İSTİNAF NEDENLERİ : Davacı vekili, mahkemece hükme esas alınan bilirkişi raporlarındaki kusur tespitinin yerinde olmadığını, kaza sonrası taraflarca tanzim edilen 11.08.2016 tarihli kaza tespit tutanağında da kazanın ne şekilde gerçekleştiğinin ortada olduğunu, ancak bilirkişi raporlarında davalı sigortalı araç sürücüsünün soyut beyanları doğrultusunda kusur izafesi yapıldığını, sigortalı araç sürücüsünün kazanın kendisinin sol şeritte seyrederken davacının sağ şeritten aniden sola döndüğü için gerçekleştiğini beyan ettiğini, halbuki tanık beyanları, kaza fotoğrafları, hasar durumu, kaza tespit tutanağı ile ortada olduğu üzere her iki sürücünün sol şeritte arkalı önlü seyrettiğini, zaten sol şeritte seyir halinde olan müvekkilinin sola dönüş için şerit değiştirmeyeceğini, bu nedenle ATK raporunda manevraları düzenleyen kural ihlali sebebi ile müvekkiline kusur izafe edilmesinin mümkün olmadığını, kaza mahallindeki yolda inşaat ve onarım çalışması sebebi ile hız sınırı saatte 30 km olmasına rağmen davalı sigortalı motor sürücüsünün bu sınırın üzerinde seyrettiğini, sigortalı araç sürücüsünün KTK’nın 52.maddesinde belirtilen kurallara uymayarak davaya konu kazaya asli kusurlu olarak sebebiyet verdiğini, kaldı ki sigortalı aracın motosiklet olması da dikkate alındığında sürücüsünün yola yeterli dikkat ve özeni göstermiş olması halinde aracının manevra kabiliyeti dikkate alındığında kazanın meydana gelmeyeceğini, sigortalı araç sürücünün arkadan çarpması takip mesafesini ayarlamaması ve hızını yavaşlatmaması sebebi ile davaya konu kazanın meydana gelmesine sebebiyet verdiğini, sinyal vererek 30 km hızla sola dönmeye çalışan müvekkiline %100 oranında kusur izafesi yapılmasının kabulünün mümkün olmadığını istinaf nedenleri olarak ileri sürmekle kararın kaldırılmasını istemiştir.

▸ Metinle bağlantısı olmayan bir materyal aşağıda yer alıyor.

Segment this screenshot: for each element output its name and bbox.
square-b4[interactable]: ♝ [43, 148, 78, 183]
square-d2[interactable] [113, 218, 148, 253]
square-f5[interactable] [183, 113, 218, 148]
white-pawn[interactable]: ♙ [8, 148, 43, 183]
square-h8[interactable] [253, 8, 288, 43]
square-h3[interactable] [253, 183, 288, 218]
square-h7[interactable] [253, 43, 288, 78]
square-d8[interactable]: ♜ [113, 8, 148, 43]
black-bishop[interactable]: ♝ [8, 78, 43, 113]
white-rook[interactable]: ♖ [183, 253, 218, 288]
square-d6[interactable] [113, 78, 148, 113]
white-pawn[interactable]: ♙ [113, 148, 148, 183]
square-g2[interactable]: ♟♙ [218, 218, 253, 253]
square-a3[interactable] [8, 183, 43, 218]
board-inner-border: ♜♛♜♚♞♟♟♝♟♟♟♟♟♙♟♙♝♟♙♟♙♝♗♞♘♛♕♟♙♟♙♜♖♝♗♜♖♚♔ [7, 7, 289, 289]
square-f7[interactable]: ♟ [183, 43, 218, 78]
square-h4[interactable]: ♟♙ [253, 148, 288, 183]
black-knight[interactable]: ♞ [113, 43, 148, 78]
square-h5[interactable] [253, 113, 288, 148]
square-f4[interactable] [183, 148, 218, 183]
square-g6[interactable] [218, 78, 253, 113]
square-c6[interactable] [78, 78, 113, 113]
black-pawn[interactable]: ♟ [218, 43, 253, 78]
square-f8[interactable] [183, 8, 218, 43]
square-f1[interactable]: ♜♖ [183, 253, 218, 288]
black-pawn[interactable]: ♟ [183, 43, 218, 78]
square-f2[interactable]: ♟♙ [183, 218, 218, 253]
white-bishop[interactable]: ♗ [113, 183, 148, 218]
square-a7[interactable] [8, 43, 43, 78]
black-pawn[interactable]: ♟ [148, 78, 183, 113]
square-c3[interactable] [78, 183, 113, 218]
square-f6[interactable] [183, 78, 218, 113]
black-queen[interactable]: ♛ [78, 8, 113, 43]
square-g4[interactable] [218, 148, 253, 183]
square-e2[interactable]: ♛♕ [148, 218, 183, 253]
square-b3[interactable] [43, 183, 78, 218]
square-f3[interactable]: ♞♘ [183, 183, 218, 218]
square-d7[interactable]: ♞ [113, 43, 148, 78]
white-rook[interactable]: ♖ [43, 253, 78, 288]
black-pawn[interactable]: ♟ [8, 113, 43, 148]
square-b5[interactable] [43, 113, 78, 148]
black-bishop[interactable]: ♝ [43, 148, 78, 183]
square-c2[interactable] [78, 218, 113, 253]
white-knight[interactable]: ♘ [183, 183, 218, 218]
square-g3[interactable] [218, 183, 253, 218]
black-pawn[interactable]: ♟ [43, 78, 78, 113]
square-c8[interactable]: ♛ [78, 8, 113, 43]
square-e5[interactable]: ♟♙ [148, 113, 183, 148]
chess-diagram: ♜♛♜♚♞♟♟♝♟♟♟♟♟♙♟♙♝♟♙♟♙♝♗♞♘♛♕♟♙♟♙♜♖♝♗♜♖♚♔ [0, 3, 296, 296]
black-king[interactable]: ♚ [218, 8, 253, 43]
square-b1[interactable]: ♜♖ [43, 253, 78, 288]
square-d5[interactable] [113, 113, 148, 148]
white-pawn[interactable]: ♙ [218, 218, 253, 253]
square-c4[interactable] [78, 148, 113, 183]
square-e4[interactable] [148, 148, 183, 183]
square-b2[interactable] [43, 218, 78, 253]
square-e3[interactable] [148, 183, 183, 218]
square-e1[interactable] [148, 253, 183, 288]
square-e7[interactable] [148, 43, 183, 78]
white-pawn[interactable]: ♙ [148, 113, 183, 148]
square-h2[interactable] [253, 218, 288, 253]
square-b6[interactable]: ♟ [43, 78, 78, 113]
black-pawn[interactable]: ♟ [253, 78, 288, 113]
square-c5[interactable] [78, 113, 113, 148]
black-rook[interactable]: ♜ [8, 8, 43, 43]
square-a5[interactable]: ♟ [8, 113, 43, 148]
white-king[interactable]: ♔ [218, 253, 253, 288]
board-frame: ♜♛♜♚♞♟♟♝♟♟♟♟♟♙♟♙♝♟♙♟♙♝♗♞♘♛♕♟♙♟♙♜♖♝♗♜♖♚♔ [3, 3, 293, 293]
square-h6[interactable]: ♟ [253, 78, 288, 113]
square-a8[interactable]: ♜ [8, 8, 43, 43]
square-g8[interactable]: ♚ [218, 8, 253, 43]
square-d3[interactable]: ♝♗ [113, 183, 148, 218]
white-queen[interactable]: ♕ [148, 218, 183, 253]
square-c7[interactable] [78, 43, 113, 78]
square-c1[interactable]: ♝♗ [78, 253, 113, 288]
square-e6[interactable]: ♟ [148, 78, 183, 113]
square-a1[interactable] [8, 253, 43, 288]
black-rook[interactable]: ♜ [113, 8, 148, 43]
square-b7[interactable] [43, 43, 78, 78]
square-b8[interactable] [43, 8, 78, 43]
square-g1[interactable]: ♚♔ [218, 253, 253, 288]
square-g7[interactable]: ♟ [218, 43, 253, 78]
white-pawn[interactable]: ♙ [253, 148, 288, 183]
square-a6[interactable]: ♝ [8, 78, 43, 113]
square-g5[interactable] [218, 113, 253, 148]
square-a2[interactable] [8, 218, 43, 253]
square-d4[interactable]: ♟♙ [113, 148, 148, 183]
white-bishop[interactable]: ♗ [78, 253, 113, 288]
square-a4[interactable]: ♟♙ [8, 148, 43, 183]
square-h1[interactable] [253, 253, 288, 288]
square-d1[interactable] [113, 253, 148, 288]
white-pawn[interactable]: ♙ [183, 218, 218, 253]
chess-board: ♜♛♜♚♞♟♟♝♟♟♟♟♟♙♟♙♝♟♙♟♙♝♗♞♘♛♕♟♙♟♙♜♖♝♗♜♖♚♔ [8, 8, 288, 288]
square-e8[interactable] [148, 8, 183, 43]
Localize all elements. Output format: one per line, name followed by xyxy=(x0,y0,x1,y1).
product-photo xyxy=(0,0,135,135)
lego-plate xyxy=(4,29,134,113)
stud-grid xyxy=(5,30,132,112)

GEREKÇE : Dava, kazaya sebebiyet verdiği iddia edilen karşı motosikletin zorunlu mali sorumluluk sigortacısından hasar bedeli istemine ilişkin olup, ilk derece mahkemesince davalıya sigortalı araç sürücüsünün kusurunun bulunmadığı ve davalı sigorta şirketinin sorumluluğunun bulunmadığı gerekçesiyle davanın reddine karar verilmiştir.
Dairemizce HMK’nın 355. maddesi uyarınca istinaf nedenleriyle ve resen kamu düzenine ilişkin sebeplerle sınırlı olarak istinaf incelemesi yapılmıştır.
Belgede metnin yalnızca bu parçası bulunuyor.